Low Oil Prices Are Putting The Freeze On Fracking Projects Around The World

The collapse of oil prices may have a bigger impact on the shale boom than anyone realises.

The biggest threat may not be to the existing wells in the US, but the untapped resources around the world.

According to Bloomberg, “Russia, China, Australia, Mexico and Argentina hold some of the [world’s] richest shale reserves,” but haven’t yet invested in the fracking technology to drill them.

Because the price of oil isn’t high enough to cover the costs, there’s just no economic incentive to start.

As a comparison, here are the breakeven oil prices for the US shale basins, from Citi:

Plenty of them need prices above $US60 to make money, meaning we’re already past the point where it’s worth it to continue production (and definitely past the point when it is worth making huge capital investments).

The international shale projects that are going forward mostly have state backing — in Argentina and China particularly. There are a few state-run oil companies investing in projects in Argentina’s Vaca Muerta basin, according to Bloomberg. But while state backing makes short-term cost concerns less relevant, if prices stay low for too long, eventually it may not be worth it.
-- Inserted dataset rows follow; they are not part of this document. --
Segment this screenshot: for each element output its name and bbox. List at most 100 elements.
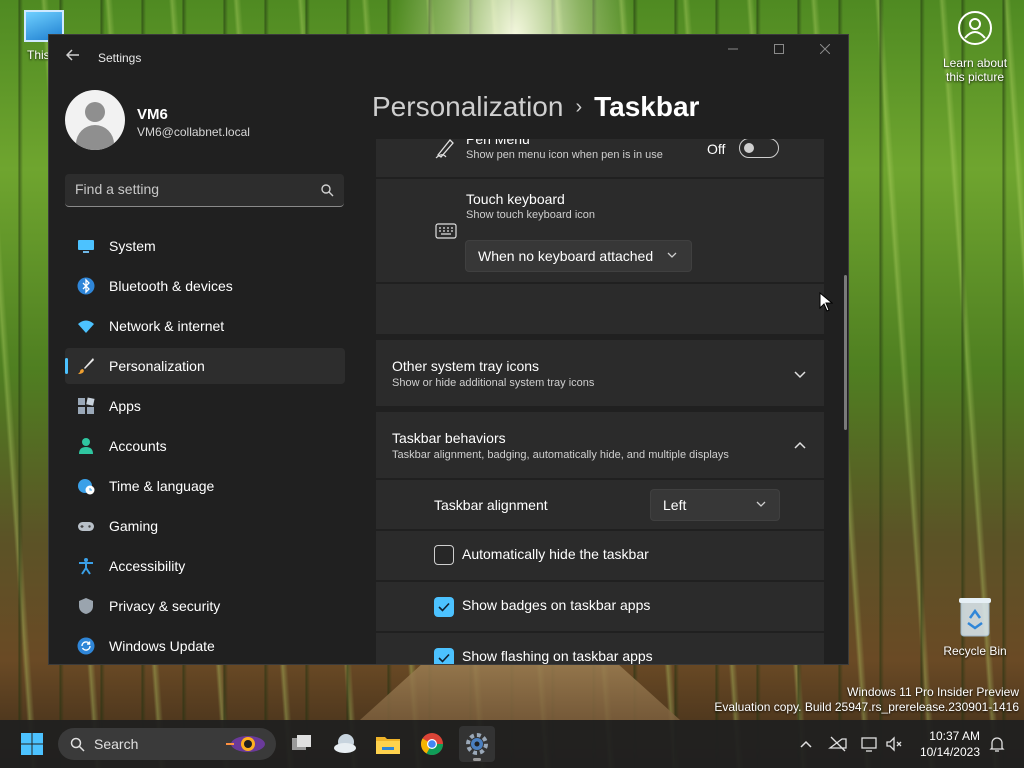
sidebar-item-privacy-security[interactable]: Privacy & security — [65, 588, 345, 624]
learn-about-picture[interactable]: Learn about this picture — [934, 10, 1016, 84]
user-email: VM6@collabnet.local — [137, 125, 250, 139]
globe-clock-icon — [78, 479, 95, 495]
taskbar-behaviors-header[interactable]: Taskbar behaviors Taskbar alignment, bad… — [376, 412, 824, 478]
brush-icon — [78, 358, 94, 374]
recycle-bin-icon — [958, 596, 992, 638]
pen-icon — [435, 139, 454, 159]
taskbar-alignment-value: Left — [663, 497, 687, 513]
running-indicator — [473, 758, 481, 761]
back-button[interactable] — [63, 48, 83, 68]
search-icon[interactable] — [320, 183, 334, 197]
maximize-button[interactable] — [756, 35, 802, 67]
sidebar-item-windows-update[interactable]: Windows Update — [65, 628, 345, 664]
sidebar-item-label: Network & internet — [109, 318, 225, 334]
learn-about-picture-label: Learn about this picture — [942, 56, 1008, 84]
evaluation-watermark: Windows 11 Pro Insider Preview Evaluatio… — [714, 685, 1019, 715]
settings-content: Pen Menu Show pen menu icon when pen is … — [376, 139, 824, 664]
title-bar[interactable]: Settings — [49, 35, 848, 81]
wifi-icon — [78, 320, 94, 333]
minimize-button[interactable] — [710, 35, 756, 67]
sidebar-nav: System Bluetooth & devices Network & int… — [65, 228, 345, 664]
minimize-icon — [728, 48, 738, 50]
touch-keyboard-dropdown[interactable]: When no keyboard attached — [465, 240, 692, 272]
content-scrollbar[interactable] — [844, 275, 847, 430]
update-icon — [77, 637, 95, 655]
keyboard-icon — [435, 223, 457, 239]
show-flashing-checkbox[interactable] — [434, 648, 454, 664]
pen-menu-toggle[interactable] — [739, 139, 779, 158]
breadcrumb-separator: › — [575, 96, 583, 118]
sidebar-item-gaming[interactable]: Gaming — [65, 508, 345, 544]
folder-icon — [376, 737, 400, 754]
chevron-down-icon — [756, 501, 766, 507]
volume-muted-icon[interactable] — [884, 734, 904, 754]
start-button[interactable] — [14, 726, 50, 762]
chrome-button[interactable] — [414, 726, 450, 762]
settings-search-box[interactable] — [65, 174, 344, 207]
auto-hide-row[interactable]: Automatically hide the taskbar — [376, 531, 824, 580]
shield-icon — [79, 598, 93, 614]
taskbar-behaviors-title: Taskbar behaviors — [392, 430, 506, 446]
close-button[interactable] — [802, 35, 848, 67]
sidebar-item-personalization[interactable]: Personalization — [65, 348, 345, 384]
taskbar-search[interactable]: Search — [58, 728, 276, 760]
other-tray-subtitle: Show or hide additional system tray icon… — [392, 377, 595, 389]
windows-logo-icon — [21, 733, 43, 755]
notification-bell-icon[interactable] — [987, 734, 1007, 754]
widgets-button[interactable] — [327, 726, 363, 762]
taskbar-alignment-row: Taskbar alignment Left — [376, 480, 824, 529]
search-input[interactable] — [75, 181, 310, 197]
camera-icon — [957, 10, 993, 46]
other-tray-icons-row[interactable]: Other system tray icons Show or hide add… — [376, 340, 824, 406]
sidebar-item-bluetooth[interactable]: Bluetooth & devices — [65, 268, 345, 304]
user-name: VM6 — [137, 106, 168, 123]
breadcrumb-parent[interactable]: Personalization — [372, 91, 563, 122]
show-badges-row[interactable]: Show badges on taskbar apps — [376, 582, 824, 631]
auto-hide-label: Automatically hide the taskbar — [462, 546, 649, 562]
touch-keyboard-row: Touch keyboard Show touch keyboard icon … — [376, 179, 824, 282]
sidebar-item-network[interactable]: Network & internet — [65, 308, 345, 344]
sidebar-item-label: Apps — [109, 398, 141, 414]
chevron-down-icon[interactable] — [793, 367, 807, 381]
pen-menu-title: Pen Menu — [466, 139, 530, 147]
app-title: Settings — [98, 51, 142, 65]
auto-hide-checkbox[interactable] — [434, 545, 454, 565]
taskbar-alignment-label: Taskbar alignment — [434, 497, 548, 513]
sidebar-item-label: Windows Update — [109, 638, 215, 654]
sidebar-item-accessibility[interactable]: Accessibility — [65, 548, 345, 584]
mouse-cursor-icon — [819, 292, 833, 312]
watermark-line-1: Windows 11 Pro Insider Preview — [847, 685, 1019, 699]
checkmark-icon — [438, 602, 450, 612]
settings-taskbar-button[interactable] — [459, 726, 495, 762]
chevron-down-icon — [667, 252, 677, 258]
apps-icon — [78, 397, 95, 414]
taskbar-alignment-dropdown[interactable]: Left — [650, 489, 780, 521]
sidebar-item-accounts[interactable]: Accounts — [65, 428, 345, 464]
taskbar: Search 10:37 AM 10/14/2023 — [0, 720, 1024, 768]
touch-keyboard-selected: When no keyboard attached — [478, 248, 654, 264]
show-flashing-row[interactable]: Show flashing on taskbar apps — [376, 633, 824, 664]
close-icon — [819, 43, 831, 55]
taskbar-behaviors-subtitle: Taskbar alignment, badging, automaticall… — [392, 449, 729, 461]
network-disconnected-icon[interactable] — [828, 734, 848, 754]
sidebar-item-system[interactable]: System — [65, 228, 345, 264]
sidebar-item-label: Bluetooth & devices — [109, 278, 233, 294]
display-icon[interactable] — [860, 734, 880, 754]
show-badges-checkbox[interactable] — [434, 597, 454, 617]
taskbar-search-label: Search — [94, 736, 139, 752]
breadcrumb: Personalization › Taskbar — [372, 91, 699, 123]
sidebar-item-time-language[interactable]: Time & language — [65, 468, 345, 504]
touch-keyboard-title: Touch keyboard — [466, 191, 565, 207]
chevron-up-icon[interactable] — [796, 734, 816, 754]
system-clock[interactable]: 10:37 AM 10/14/2023 — [920, 728, 980, 760]
cloud-icon — [334, 734, 356, 753]
sidebar-item-apps[interactable]: Apps — [65, 388, 345, 424]
touch-keyboard-subtitle: Show touch keyboard icon — [466, 209, 596, 221]
chrome-icon — [421, 733, 443, 755]
chevron-up-icon[interactable] — [793, 438, 807, 452]
recycle-bin-desktop-icon[interactable]: Recycle Bin — [938, 596, 1012, 658]
accessibility-icon — [79, 558, 93, 575]
file-explorer-button[interactable] — [370, 726, 406, 762]
monitor-icon — [78, 240, 94, 253]
task-view-button[interactable] — [283, 726, 319, 762]
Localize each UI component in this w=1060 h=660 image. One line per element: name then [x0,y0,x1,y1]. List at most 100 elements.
The Chinese government seems committed to shale despite the recent drop in prices, but, according to Bloomberg, “has cut its 2020 shale gas production targets to about a third of an earlier estimate.”

But all of this is only accurate until the next oil price swing. This in some ways mirrors the discussion about US shale in the mid-2000s, when oil prices were so low that there was no incentive to invest in new extraction methods. Then, in 2008, prices shot up to almost $US150 a barrel, which incentivized the shale boom.